[Bioperl-l] Homologene parser...

Wed, 20 Feb 2002 10:40:50 +1300

In case this is useful to anyone on the list, this is what I have 
come up with to parse the homologene file hmlg.trip.ftp. Having 
attended Damian Conway's one day tutorial at the O'Reilly 
Bioinformatics conference I was pretty keen to try out 
Parse::RecDescent, so it uses that - I wasn't disappointed.

I'm pretty sure this works, it seems to parse the entire file without 
any problems. At the moment the script below simply prints out what 
it parses. To be useful you need to replace the action parts of the 
grammar with whatever you want to do with the data. I don't think the 
"...end_of_record" is needed now - I was originally passing the 
parser the entire file.

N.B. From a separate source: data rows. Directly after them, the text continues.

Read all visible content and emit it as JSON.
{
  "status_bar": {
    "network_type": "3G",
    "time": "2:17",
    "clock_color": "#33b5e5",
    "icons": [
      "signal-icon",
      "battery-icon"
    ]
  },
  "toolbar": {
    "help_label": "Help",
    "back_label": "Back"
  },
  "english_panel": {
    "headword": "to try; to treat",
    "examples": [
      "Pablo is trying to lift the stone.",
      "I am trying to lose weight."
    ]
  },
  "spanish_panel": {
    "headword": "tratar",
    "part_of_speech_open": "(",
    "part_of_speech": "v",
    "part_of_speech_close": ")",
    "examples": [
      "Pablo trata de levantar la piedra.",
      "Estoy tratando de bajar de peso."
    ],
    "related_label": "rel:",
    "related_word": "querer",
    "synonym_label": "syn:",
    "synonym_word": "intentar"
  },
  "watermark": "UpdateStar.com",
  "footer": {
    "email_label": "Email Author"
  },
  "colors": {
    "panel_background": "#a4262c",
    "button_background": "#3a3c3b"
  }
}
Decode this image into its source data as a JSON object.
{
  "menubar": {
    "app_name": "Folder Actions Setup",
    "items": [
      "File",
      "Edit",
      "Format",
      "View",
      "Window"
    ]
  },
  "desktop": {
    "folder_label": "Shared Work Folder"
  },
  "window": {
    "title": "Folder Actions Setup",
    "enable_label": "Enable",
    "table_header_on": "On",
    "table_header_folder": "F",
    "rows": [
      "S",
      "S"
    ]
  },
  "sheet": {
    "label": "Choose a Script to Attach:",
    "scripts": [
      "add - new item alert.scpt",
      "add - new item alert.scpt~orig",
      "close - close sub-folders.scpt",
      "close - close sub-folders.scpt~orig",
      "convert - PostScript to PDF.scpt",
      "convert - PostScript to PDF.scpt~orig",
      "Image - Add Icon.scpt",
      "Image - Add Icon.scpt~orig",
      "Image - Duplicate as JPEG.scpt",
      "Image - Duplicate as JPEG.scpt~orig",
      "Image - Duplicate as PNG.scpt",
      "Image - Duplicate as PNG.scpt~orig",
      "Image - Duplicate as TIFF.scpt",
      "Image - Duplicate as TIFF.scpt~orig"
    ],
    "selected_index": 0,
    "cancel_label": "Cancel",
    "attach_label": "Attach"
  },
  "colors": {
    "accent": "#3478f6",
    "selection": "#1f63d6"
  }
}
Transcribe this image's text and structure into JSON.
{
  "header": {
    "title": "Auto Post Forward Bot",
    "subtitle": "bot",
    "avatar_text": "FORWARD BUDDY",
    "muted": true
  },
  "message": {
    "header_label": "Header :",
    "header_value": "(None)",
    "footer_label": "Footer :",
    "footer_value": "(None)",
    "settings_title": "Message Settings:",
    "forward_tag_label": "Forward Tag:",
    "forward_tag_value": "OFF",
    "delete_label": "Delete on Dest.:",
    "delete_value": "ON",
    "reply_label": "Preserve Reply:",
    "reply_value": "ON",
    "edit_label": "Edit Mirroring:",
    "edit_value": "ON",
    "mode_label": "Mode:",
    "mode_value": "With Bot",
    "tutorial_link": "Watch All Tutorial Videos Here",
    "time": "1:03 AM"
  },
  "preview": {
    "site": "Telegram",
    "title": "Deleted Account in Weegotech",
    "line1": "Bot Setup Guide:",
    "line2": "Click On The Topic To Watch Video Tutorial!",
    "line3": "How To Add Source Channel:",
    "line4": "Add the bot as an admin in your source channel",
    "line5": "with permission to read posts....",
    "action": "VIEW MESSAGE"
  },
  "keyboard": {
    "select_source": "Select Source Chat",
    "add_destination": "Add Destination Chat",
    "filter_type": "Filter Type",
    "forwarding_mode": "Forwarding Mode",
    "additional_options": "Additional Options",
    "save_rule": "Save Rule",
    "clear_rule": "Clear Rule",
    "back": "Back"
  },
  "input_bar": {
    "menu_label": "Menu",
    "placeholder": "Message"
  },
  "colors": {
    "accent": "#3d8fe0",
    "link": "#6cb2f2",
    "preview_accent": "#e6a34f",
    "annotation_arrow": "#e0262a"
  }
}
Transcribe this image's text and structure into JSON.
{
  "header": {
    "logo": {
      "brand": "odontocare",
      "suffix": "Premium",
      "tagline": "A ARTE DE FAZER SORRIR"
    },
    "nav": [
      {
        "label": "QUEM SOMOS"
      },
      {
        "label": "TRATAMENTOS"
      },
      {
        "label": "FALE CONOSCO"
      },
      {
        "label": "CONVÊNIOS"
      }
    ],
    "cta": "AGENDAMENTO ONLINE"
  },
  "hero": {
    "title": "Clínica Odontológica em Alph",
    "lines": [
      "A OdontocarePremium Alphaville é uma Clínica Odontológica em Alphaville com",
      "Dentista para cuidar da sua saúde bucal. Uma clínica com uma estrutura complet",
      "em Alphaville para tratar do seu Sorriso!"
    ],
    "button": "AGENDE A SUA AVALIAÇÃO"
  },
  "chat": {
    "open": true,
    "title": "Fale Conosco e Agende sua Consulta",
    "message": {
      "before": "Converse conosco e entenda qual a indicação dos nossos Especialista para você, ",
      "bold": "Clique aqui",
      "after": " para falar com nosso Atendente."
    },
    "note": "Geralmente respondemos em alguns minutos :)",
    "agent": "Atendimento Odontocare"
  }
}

The script only works on the triplet file but 
it is pretty easy to adapt the grammar to work on the hmlg.ftp file 
as well (i.e remove delimiter, title, change how text is feed to 
parser).

I'm pretty sure this works fine, but I haven't had time to really 
check it so use with care. I'm keen to get any feedback at all, 
including perceived merits, demerits of using Parse::RecDescent for 
this sort of thing.

I'm not sure I can see where this would fit into bioperl apart 
perhaps from scripts central, but if someone does (Jason, Ewan?) and 
wants to point me in the right direction I could work on something.

Cheers, Andrew.

#!/usr/bin/perl -W

#   Homologene (hmlg.trip.ftp) parser
#   Andrew Macgregor andrew.macgregor@stonebow.otago.ac.nz
#   parser only tested against hmlg.trip.ftp
#   provided "as is" without any warranty of any kind

use strict;
use Parse::RecDescent;

my $grammar = q {

     record              :   delimiter ortholog(s) title(s) ...end_of_record
                             | <error>

     delimiter           :   /^>/ {print ">\n"; }

     ortholog            :   organism1 "|" organism2 "|" similarity_type "|"
                             locuslink_id_org1(?) "|" 
unigene_id_org1(?) "|" accession_org1(?) "|"
                             locuslink_id_org2(?) "|" 
unigene_id_org2(?) "|" accession_org2(?) "|"
                             percentage(?)

                         {
                             print "$item{organism1}|";
                             print "$item{organism2}|";
                             print "$item{similarity_type}|";
                             print "@{$item{locuslink_id_org1}}|";
                             print "@{$item{unigene_id_org1}}|";
                             print "@{$item{accession_org1}}|";
                             print "@{$item{locuslink_id_org2}}|";
                             print "@{$item{unigene_id_org2}}|";
                             print "@{$item{accession_org2}}|";
                             print "@{$item{percentage}}\n";
                         }

     title               :   "TITLE" unigene "=" gene_symbol description(?)
                             {
                                 print "TITLE 
$item{unigene}=$item{gene_symbol}\t@{$item{description}}\n";
                             }

     end_of_record       :   /\Z/

     organism1           :   organism

     organism2           :   organism

     similarity_type     :   /t|f|b|B|c/

     locuslink_id_org1   :   locuslink_id

     unigene_id_org1     :   unigene_id

     accession_org1      :   accession

     locuslink_id_org2   :   locuslink_id

     unigene_id_org2     :   unigene_id

     accession_org2      :   accession

     percentage          :   <skip: qr/[ \t]*/>/.+/

     unigene             :   organism "." unigene_id { $return = 
"$item{organism}.$item{unigene_id}" }
                             | "Dm." locuslink_id | locuslink_id

     gene_symbol         :   /[\w-]+/

     description         :   <skip: qr/[ \t]*/>/.+/

     organism            :   /At|Bt|Dm|Dr|Hs|Hv|Mm|Os|Rn|Ta|Xl|Zm/

     locuslink_id        :   /LL.[0-9]+/

     unigene_id          :   /[0-9]+/
                             | locuslink_id

     accession           :   /\w+/

};

my $parser = new Parse::RecDescent ($grammar);
open (HOMOLOGENE, "hmlg.trip.ftp") or die "Can't open hmlg.trip.ftp: $!";

# read from the homologene file building up a record then passing it 
to the parser
my ($record, $complete);

while (my $text = <HOMOLOGENE>) {

     if ($text =~ /^>/) {
         $parser->record($record) if defined $complete;
         $complete = 1;
         $record = "";
         $record .= $text;
     }
     else {
         $record .= $text
     }
}
$parser->record($record) if defined $complete;      # takes care of 
the last record